Broadcasts and streams of the XFL, which are available on ABC, ESPN, ESPN2 FX and ESPN+ have declined week by week since the first week of action brought in 1.3 million viewers. The previous week averaged 571,000 viewers across the 4 channels.

This has led Disney, the exclusive TV partner of the league to change its TV strategy by pulling four games from FX and putting them in a more high-profile place on its family of networks. In week 5 a matchup between Houston Roughnecks’ clash with the Seattle Sea Dragons will now be shown on ESPN.  The Sea Dragons’ tilt with the Orlando Guardians in week 6 will get major event status on big 4 network ABC and the Roughnecks’ game against the DC Defenders will air and stream on ESPN2. In Week 7 the Defenders’ game against the Guardians will be shown on ESPN at 6pm ET.

Disney has a 5-year contract for the XFL, but it of course remains to be seen if the league will even make it to a second season.

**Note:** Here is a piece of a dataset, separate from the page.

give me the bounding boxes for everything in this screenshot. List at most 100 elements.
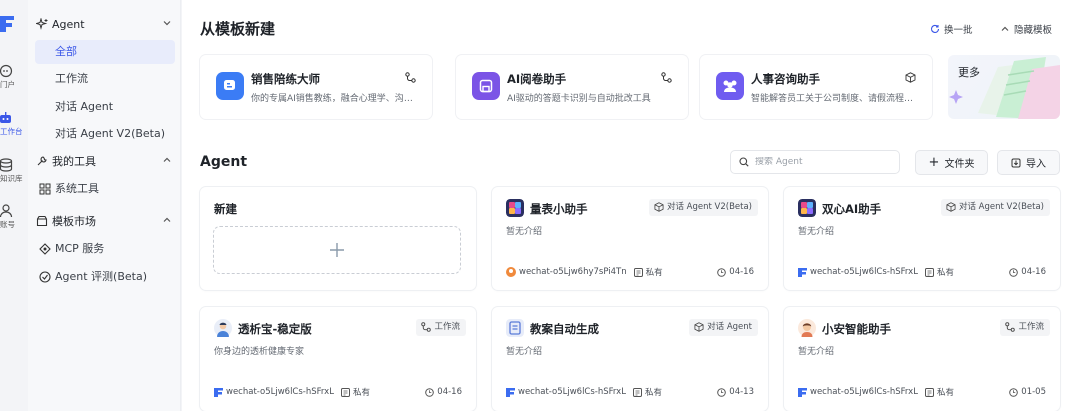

Its first iteration failed spectacularly under the weight of over-hype and high expectations while Covid shut down competition the second time around. Disney knows the TV and the sports business well, but I have to wonder if its ratings problems could have been avoided if the league were just easier to find. While the NFL has a deal with each of the major broadcast networks along with ESPN and Amazon, fans have had years to fall in love with the league and each time a new partnership is set up like say Sunday Night Football on NBC it is promoted heavily for months feature breathless announcements of the studio team, anchors. The XFL on the other hand is basically a start-up. In the months leading up to the season kickoff, fans were glued to the NFL, not anticipating the third XFL season.

If its games were exclusively on ESPN or ESPN2 or even FX, viewers would have a chance to build a habit. See you next week at 2! No network trying to make a new show successful would move it all over the place that way.

What Disney Should do

Make it through the season and see if the league does so as well. If we have an XFL season 2 it should start with a unified plan with a couple of well-placed options. It will be difficult to grab oxygen from the NFL during the fall but with all of the outlets it has at its disposal for cross-promotion there is no reason it can’t at least put itself in a position to build an audience. Plus, with The Rock (an XFL co-owner) able to get on camera almost any time there is a built-in spokesman for the league.